Don't you think its kind of doubly ironic for us, who were victims of colonisation, to somewhat continue treating the people of CHT similar to what both our colonisers treated them like?

I think something we see happening often is that people who are victims, becoming victimisers. When you have experienced hurt and marginalisation, it is a terrible feeling, but then it becomes almost second nature to you, without you even realising that you are doing it – because of what you have experienced. I think a state is the same way. Ultimately, a state is made up of people, and the people of Bangladesh have been so oppressed, even in recent history.

But I think the fact that the people here were victims of colonisation will, to a certain extent, help inform their relationship with Indigenous people. Because at a certain point I think people will realise that the same processes are happening with Indigenous people – yes, they are being marginalised like we were. There will hopefully be a lot of outpouring of empathy because the people here have experienced so much marginalisation because of their culture and their language, which is the same thing that is still happening to Indigenous people.
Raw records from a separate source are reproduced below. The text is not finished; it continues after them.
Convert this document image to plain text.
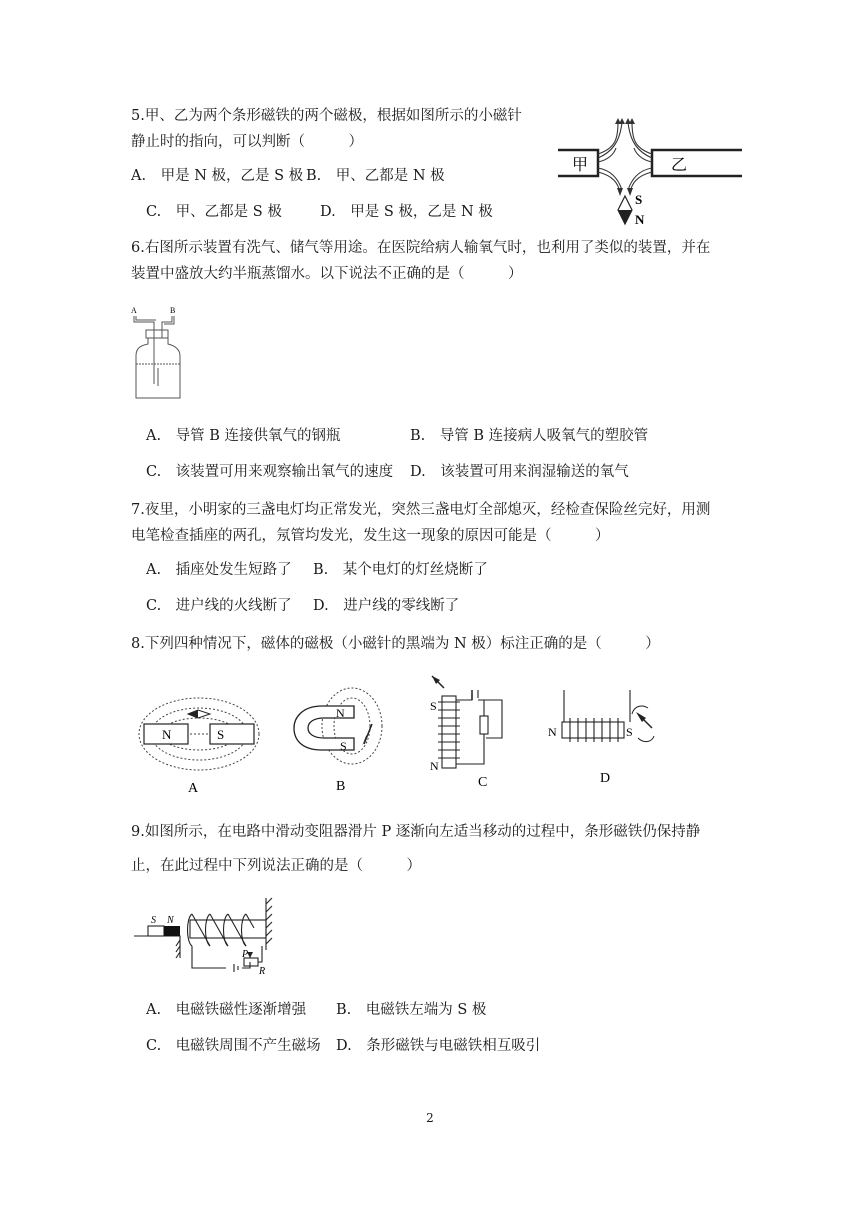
5.甲、乙为两个条形磁铁的两个磁极，根据如图所示的小磁针
静止时的指向，可以判断（　　　）
A.　甲是 N 极，乙是 S 极 B.　甲、乙都是 N 极
C.　甲、乙都是 S 极	D.　甲是 S 极，乙是 N 极
甲	乙
S
N
6.右图所示装置有洗气、储气等用途。在医院给病人输氧气时，也利用了类似的装置，并在
装置中盛放大约半瓶蒸馏水。以下说法不正确的是（　　　）
A	B
A.　导管 B 连接供氧气的钢瓶	B.　导管 B 连接病人吸氧气的塑胶管
C.　该装置可用来观察输出氧气的速度 D.　该装置可用来润湿输送的氧气
7.夜里，小明家的三盏电灯均正常发光，突然三盏电灯全部熄灭，经检查保险丝完好，用测
电笔检查插座的两孔，氖管均发光，发生这一现象的原因可能是（　　　）
A.　插座处发生短路了 B.　某个电灯的灯丝烧断了
C.　进户线的火线断了 D.　进户线的零线断了
8.下列四种情况下，磁体的磁极（小磁针的黑端为 N 极）标注正确的是（　　　）
N	S
A
N
S
B
S
N
C
N	S
D
9.如图所示，在电路中滑动变阻器滑片 P 逐渐向左适当移动的过程中，条形磁铁仍保持静
止，在此过程中下列说法正确的是（　　　）
S N
P
R
A.　电磁铁磁性逐渐增强 B.　电磁铁左端为 S 极
C.　电磁铁周围不产生磁场 D.　条形磁铁与电磁铁相互吸引
2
Would you say it would be fair to say that Canada can perhaps learn from the CHT framework, and we can learn from the Canadian government's willingness to acknowledge the mistakes made in regards to Indigenous population and how to follow through with the implementation phase?

Yes, that is exactly why I came here, because I wanted to establish this kind of knowledge-sharing. Maybe in Canada we don't always know what is best, and the same is true for here. But we can learn from each other, and we can do so much better when it comes to Indigenous groups.

I think we can learn a lot from the peace Accord, especially with the degree of autonomy that the framework recognises and the other initiatives like the Land Commission that the Accord establishes. And maybe the people of Bangladesh can learn from Canada the part of actualising the Accord agreement.